Based on the detailed financial information a student’s family submits, and using federal criteria and the University’s own need-based policies, Yale develops a financial aid package that enables student and family to meet the full cost of attendance without requiring loans. Yale’s policy of meeting a student’s financial need without requiring loans is not a claim that no students opt to use loans to finance some of their education. However, relatively few Yale students do. Sixteen percent of the Yale College Class of 2014 — including many students not receiving financial aid — chose to take out a loan, with an average cumulative indebtedness of $14,853. By comparison, 69 percent of all students graduating from nonprofit colleges in 2013 had student loan debt, with an average indebtedness of $28,400. Ten years ago, 43 percent of the Yale College Class of 2005 graduated with debt. Although Yale has not taken student loans off the table as an option, they are never a student’s only choice.
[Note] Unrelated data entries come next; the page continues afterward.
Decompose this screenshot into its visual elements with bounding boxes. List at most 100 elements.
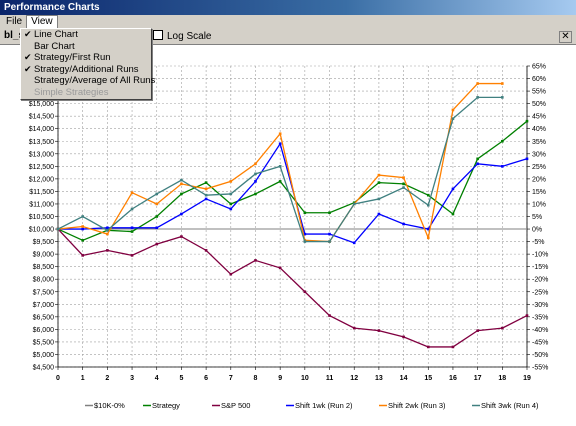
y-right-tick-label: 30% (532, 151, 546, 158)
menu-bar: File View (0, 15, 576, 29)
data-point (155, 226, 159, 230)
performance-chart: $4,500 -55% $5,000 -50% $5,500 -45% $6,000 -40%… (0, 45, 576, 426)
menu-view[interactable]: View (26, 15, 58, 29)
close-icon: ✕ (561, 31, 570, 42)
data-point (377, 329, 381, 332)
data-point (476, 82, 479, 85)
data-point (328, 314, 331, 317)
data-point (130, 226, 134, 230)
log-scale-toggle[interactable]: Log Scale (153, 30, 211, 42)
data-point (476, 96, 479, 99)
y-right-tick-label: -30% (532, 302, 548, 309)
y-tick-label: $12,000 (29, 176, 54, 183)
view-menu-item-label: Strategy/First Run (34, 52, 111, 63)
window-title: Performance Charts (4, 2, 100, 13)
data-point (426, 236, 430, 240)
data-point (204, 197, 208, 201)
y-right-tick-label: 40% (532, 126, 546, 133)
data-point (328, 211, 331, 215)
data-point (254, 162, 257, 166)
plot-area (58, 66, 527, 367)
data-point (402, 176, 405, 179)
y-right-tick-label: -50% (532, 352, 548, 359)
log-scale-label: Log Scale (167, 31, 212, 42)
y-right-tick-label: -35% (532, 314, 548, 321)
y-tick-label: $7,000 (33, 302, 55, 309)
data-point (81, 225, 84, 228)
strategy-selector-label[interactable]: bl_s (4, 30, 25, 41)
data-point (180, 182, 183, 186)
menu-file[interactable]: File (6, 16, 23, 27)
close-chart-button[interactable]: ✕ (559, 31, 572, 43)
view-menu-item[interactable]: Strategy/Average of All Runs (21, 75, 155, 87)
data-point (303, 211, 307, 215)
y-tick-label: $13,500 (29, 139, 54, 146)
y-right-tick-label: -10% (532, 252, 548, 259)
x-tick-label: 15 (424, 375, 432, 382)
x-tick-label: 7 (229, 375, 233, 382)
legend-label: Shift 2wk (Run 3) (388, 401, 446, 410)
y-right-tick-label: 35% (532, 139, 546, 146)
data-point (377, 173, 381, 177)
data-point (180, 212, 183, 216)
data-point (81, 239, 84, 242)
x-tick-label: 9 (278, 375, 282, 382)
y-tick-label: $15,000 (29, 101, 54, 108)
y-tick-label: $8,000 (33, 277, 55, 284)
data-point (501, 165, 504, 168)
data-point (426, 193, 430, 197)
data-point (402, 222, 405, 226)
y-right-tick-label: 25% (532, 164, 546, 171)
log-scale-checkbox[interactable] (153, 30, 163, 40)
data-point (352, 326, 356, 330)
data-point (525, 119, 529, 123)
y-tick-label: $11,000 (29, 201, 54, 208)
data-point (352, 241, 356, 245)
view-menu-item[interactable]: Bar Chart (21, 41, 151, 53)
data-point (278, 142, 282, 146)
data-point (377, 212, 381, 216)
data-point (254, 180, 257, 183)
view-menu-item-label: Simple Strategies (34, 86, 109, 98)
view-menu-item[interactable]: ✔ Strategy/First Run (21, 52, 151, 64)
checkmark-icon: ✔ (24, 29, 32, 39)
data-point (303, 290, 307, 294)
data-point (106, 249, 109, 252)
x-tick-label: 18 (498, 375, 506, 382)
data-point (501, 96, 504, 99)
series-line (57, 120, 528, 242)
legend-label: S&P 500 (221, 401, 250, 410)
y-tick-label: $4,500 (33, 365, 55, 372)
y-right-tick-label: -25% (532, 289, 548, 296)
x-tick-label: 19 (523, 375, 531, 382)
view-menu-item-label: Line Chart (34, 29, 78, 40)
data-point (130, 230, 134, 233)
checkmark-icon: ✔ (24, 52, 32, 62)
legend-label: Shift 1wk (Run 2) (295, 401, 353, 410)
x-tick-label: 10 (301, 375, 309, 382)
data-point (254, 259, 257, 262)
window-title-bar: Performance Charts (0, 0, 576, 15)
data-point (402, 182, 405, 186)
y-tick-label: $10,000 (29, 227, 54, 234)
y-right-tick-label: 0% (532, 227, 542, 234)
data-point (106, 228, 109, 232)
data-point (451, 187, 455, 191)
data-point (229, 180, 233, 183)
y-right-tick-label: 5% (532, 214, 542, 221)
y-right-tick-label: 20% (532, 176, 546, 183)
y-tick-label: $13,000 (29, 151, 54, 158)
data-point (180, 192, 183, 196)
data-point (81, 215, 84, 218)
data-point (204, 193, 208, 197)
x-tick-label: 6 (204, 375, 208, 382)
data-point (204, 181, 208, 184)
view-menu-item[interactable]: ✔ Line Chart (21, 29, 151, 41)
y-right-tick-label: 65% (532, 64, 546, 71)
data-point (254, 192, 257, 196)
view-menu-item: Simple Strategies (21, 87, 151, 99)
data-point (426, 203, 430, 207)
data-point (81, 254, 84, 257)
view-menu-item[interactable]: ✔ Strategy/Additional Runs (21, 64, 151, 76)
legend-label: Strategy (152, 401, 180, 410)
A recent survey conducted by the Yale College Council has brought to light several ways that Yale can do a better job in communicating its generous financial aid policies. We welcome these suggestions, and we look forward to working with the YCC on several initiatives including: improving the usability of the financial aid website; creating a virtual “resource room” that aggregates information on outside scholarships; and making financial aid award letters to admitted students and term bills easier to understand.
The YCC report also makes several points about the amount Yale students are asked to contribute to their education. Student effort levels, as well as other aspects of Yale’s financial aid policies, are reviewed annually, and include a comparison with the student effort levels of our peers. For the 2014–15 academic year, Yale’s student effort level is lower than our peers for freshmen but higher for upperclassmen. Yale will look closely at its peers’ student contribution levels this semester as it sets the self-help level and student income contribution for the next academic year and will take into account the various concerns expressed by students in the YCC report.
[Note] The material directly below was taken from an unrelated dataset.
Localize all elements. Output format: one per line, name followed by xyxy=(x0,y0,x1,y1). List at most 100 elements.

The YCC survey is a helpful window into students’ perceptions of — and experiences with — Yale financial aid. It is not, however, an accurate reflection of all undergraduate aid awards, or students’ financial choices. For example, 46 percent of those surveyed reported receiving aid and expecting to take out loans by graduation. Yale’s data indicates that significantly fewer students — 24 percent — actually will. The report’s authors write that Yale’s financial aid policies related to student effort “divide Yalies into two classes,” without acknowledging that hundreds of students who do not receive financial aid also work on-campus jobs and earn income in the summer to help cover expenses. With an average hourly wage of $13.32, on-campus employment is an attractive choice for any student.
As administrators, it is important that we understand how students experience Yale’s financial aid policies, and listen to any confusion surrounding students’ financial choices. We recognize that meeting the need of all admitted students does not mean we have alleviated the stress that many students and families face when financing their Yale education. The YCC survey is helpful in describing ways in which Yale could be more transparent and helpful. But it is important that the Yale community know the facts about Yale’s need-based financial aid policies and the significant number of Yale students who graduate without debt. We look forward to continuing this conversation with the YCC and other campus communities.